Product Data Sheet

Direct chemical transformation of Agrobacterium AGL-1:

Freeze-thaw method

1. Add about 1 μg of plasmid DNA to the cells.

2. Freeze the cells in liquid nitrogen.

3. Thaw the cells by incubating the test tubes in a 37°C water bath for 5 min.

4. Add 1 ml of YEP medium to the tube and incubate at 28°C for 2-4 h with gentle shaking. This period allows the bacteria to express the antibiotic resistance genes.

5. Centrifuge the tubes for 30s in an Eppendorf centrifuge. Discard the supernatant solution. Resuspend the cells in 0.1 ml YEP medium.

6. Spread the cells on a YEP agar plate containing appropriate antibiotic selection. Incubate the plate at 28°C. Transformed colonies should appear in 1-3 days.

Storage of Agrobacterium Strains by Low-Temperature Freezing

1. Inoculate 2 or 3 mL of YEB media that contains the appropriate antibiotics for plasmid maintenance with your strain).

2. Grow the culture to early or middle stationary phase (usually overnight). Chill the culture and the sterile medium containing 50% glycerol on ice.
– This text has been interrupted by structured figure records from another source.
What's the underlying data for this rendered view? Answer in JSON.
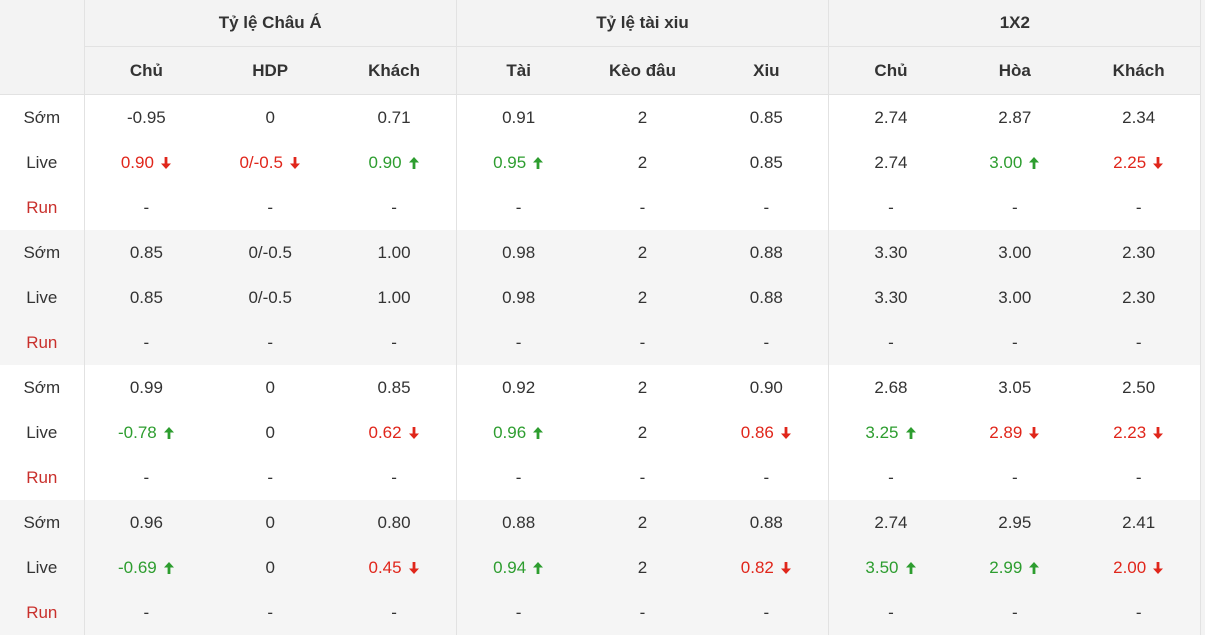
{
  "header": {
    "groups": [
      "Tỷ lệ Châu Á",
      "Tỷ lệ tài xiu",
      "1X2"
    ],
    "columns": [
      "Chủ",
      "HDP",
      "Khách",
      "Tài",
      "Kèo đâu",
      "Xiu",
      "Chủ",
      "Hòa",
      "Khách"
    ]
  },
  "colors": {
    "up": "#2d9d2f",
    "down": "#e0261b",
    "run_label": "#c9302c"
  },
  "matches": [
    {
      "rows": [
        {
          "label": "Sớm",
          "cells": [
            {
              "v": "-0.95"
            },
            {
              "v": "0"
            },
            {
              "v": "0.71"
            },
            {
              "v": "0.91"
            },
            {
              "v": "2"
            },
            {
              "v": "0.85"
            },
            {
              "v": "2.74"
            },
            {
              "v": "2.87"
            },
            {
              "v": "2.34"
            }
          ]
        },
        {
          "label": "Live",
          "cells": [
            {
              "v": "0.90",
              "dir": "down"
            },
            {
              "v": "0/-0.5",
              "dir": "down"
            },
            {
              "v": "0.90",
              "dir": "up"
            },
            {
              "v": "0.95",
              "dir": "up"
            },
            {
              "v": "2"
            },
            {
              "v": "0.85"
            },
            {
              "v": "2.74"
            },
            {
              "v": "3.00",
              "dir": "up"
            },
            {
              "v": "2.25",
              "dir": "down"
            }
          ]
        },
        {
          "label": "Run",
          "cells": [
            {
              "v": "-"
            },
            {
              "v": "-"
            },
            {
              "v": "-"
            },
            {
              "v": "-"
            },
            {
              "v": "-"
            },
            {
              "v": "-"
            },
            {
              "v": "-"
            },
            {
              "v": "-"
            },
            {
              "v": "-"
            }
          ]
        }
      ]
    },
    {
      "rows": [
        {
          "label": "Sớm",
          "cells": [
            {
              "v": "0.85"
            },
            {
              "v": "0/-0.5"
            },
            {
              "v": "1.00"
            },
            {
              "v": "0.98"
            },
            {
              "v": "2"
            },
            {
              "v": "0.88"
            },
            {
              "v": "3.30"
            },
            {
              "v": "3.00"
            },
            {
              "v": "2.30"
            }
          ]
        },
        {
          "label": "Live",
          "cells": [
            {
              "v": "0.85"
            },
            {
              "v": "0/-0.5"
            },
            {
              "v": "1.00"
            },
            {
              "v": "0.98"
            },
            {
              "v": "2"
            },
            {
              "v": "0.88"
            },
            {
              "v": "3.30"
            },
            {
              "v": "3.00"
            },
            {
              "v": "2.30"
            }
          ]
        },
        {
          "label": "Run",
          "cells": [
            {
              "v": "-"
            },
            {
              "v": "-"
            },
            {
              "v": "-"
            },
            {
              "v": "-"
            },
            {
              "v": "-"
            },
            {
              "v": "-"
            },
            {
              "v": "-"
            },
            {
              "v": "-"
            },
            {
              "v": "-"
            }
          ]
        }
      ]
    },
    {
      "rows": [
        {
          "label": "Sớm",
          "cells": [
            {
              "v": "0.99"
            },
            {
              "v": "0"
            },
            {
              "v": "0.85"
            },
            {
              "v": "0.92"
            },
            {
              "v": "2"
            },
            {
              "v": "0.90"
            },
            {
              "v": "2.68"
            },
            {
              "v": "3.05"
            },
            {
              "v": "2.50"
            }
          ]
        },
        {
          "label": "Live",
          "cells": [
            {
              "v": "-0.78",
              "dir": "up"
            },
            {
              "v": "0"
            },
            {
              "v": "0.62",
              "dir": "down"
            },
            {
              "v": "0.96",
              "dir": "up"
            },
            {
              "v": "2"
            },
            {
              "v": "0.86",
              "dir": "down"
            },
            {
              "v": "3.25",
              "dir": "up"
            },
            {
              "v": "2.89",
              "dir": "down"
            },
            {
              "v": "2.23",
              "dir": "down"
            }
          ]
        },
        {
          "label": "Run",
          "cells": [
            {
              "v": "-"
            },
            {
              "v": "-"
            },
            {
              "v": "-"
            },
            {
              "v": "-"
            },
            {
              "v": "-"
            },
            {
              "v": "-"
            },
            {
              "v": "-"
            },
            {
              "v": "-"
            },
            {
              "v": "-"
            }
          ]
        }
      ]
    },
    {
      "rows": [
        {
          "label": "Sớm",
          "cells": [
            {
              "v": "0.96"
            },
            {
              "v": "0"
            },
            {
              "v": "0.80"
            },
            {
              "v": "0.88"
            },
            {
              "v": "2"
            },
            {
              "v": "0.88"
            },
            {
              "v": "2.74"
            },
            {
              "v": "2.95"
            },
            {
              "v": "2.41"
            }
          ]
        },
        {
          "label": "Live",
          "cells": [
            {
              "v": "-0.69",
              "dir": "up"
            },
            {
              "v": "0"
            },
            {
              "v": "0.45",
              "dir": "down"
            },
            {
              "v": "0.94",
              "dir": "up"
            },
            {
              "v": "2"
            },
            {
              "v": "0.82",
              "dir": "down"
            },
            {
              "v": "3.50",
              "dir": "up"
            },
            {
              "v": "2.99",
              "dir": "up"
            },
            {
              "v": "2.00",
              "dir": "down"
            }
          ]
        },
        {
          "label": "Run",
          "cells": [
            {
              "v": "-"
            },
            {
              "v": "-"
            },
            {
              "v": "-"
            },
            {
              "v": "-"
            },
            {
              "v": "-"
            },
            {
              "v": "-"
            },
            {
              "v": "-"
            },
            {
              "v": "-"
            },
            {
              "v": "-"
            }
          ]
        }
      ]
    }
  ]
}
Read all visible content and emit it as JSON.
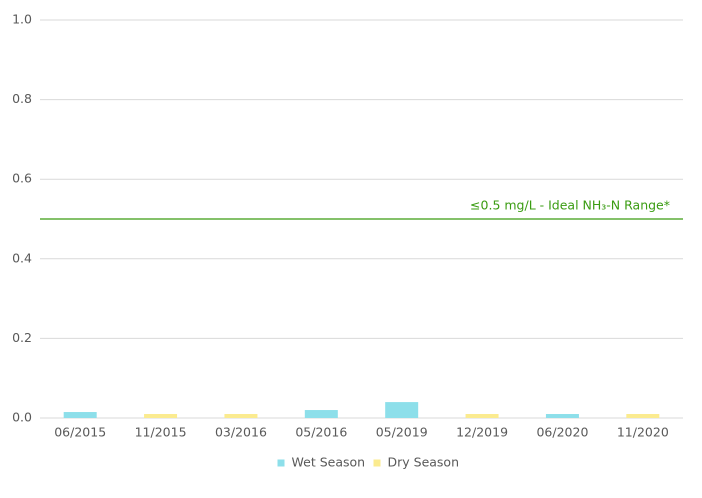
{
  "chart_data": {
    "type": "bar",
    "categories": [
      "06/2015",
      "11/2015",
      "03/2016",
      "05/2016",
      "05/2019",
      "12/2019",
      "06/2020",
      "11/2020"
    ],
    "series": [
      {
        "name": "Wet Season",
        "color": "#8ddfea",
        "values": [
          0.015,
          null,
          null,
          0.02,
          0.04,
          null,
          0.01,
          null
        ]
      },
      {
        "name": "Dry Season",
        "color": "#fbeb8f",
        "values": [
          null,
          0.01,
          0.01,
          null,
          null,
          0.01,
          null,
          0.01
        ]
      }
    ],
    "ylim": [
      0,
      1
    ],
    "yticks": [
      {
        "value": 0,
        "label": "0.0"
      },
      0.2,
      0.4,
      0.6,
      0.8,
      {
        "value": 1,
        "label": "1.0"
      }
    ],
    "grid": true,
    "reference_line": {
      "value": 0.5,
      "label": "≤0.5 mg/L - Ideal NH₃-N Range*",
      "color": "#3a9c12"
    },
    "legend": "bottom"
  }
}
3. Add an equal volume of the medium with glycerol to make the culture 25% glycerol. Mix culture and medium completely.

4. Transfer the cells to a labeled 2-mL tube, and place it in the freezer. The frozen culture can be stored indefinitely.

5. To recover the strain, simply scrape a bit of the frozen culture onto plate medium

containing the appropriate antibiotics. This can be done with a sterile, cooled,

inoculating loop or with a sterile pipet tip. It is important to handle the culture

quickly to prevent thawing and refreezing. If handled properly, the same culture

can used repeatedly for retrieving the bacteria strain.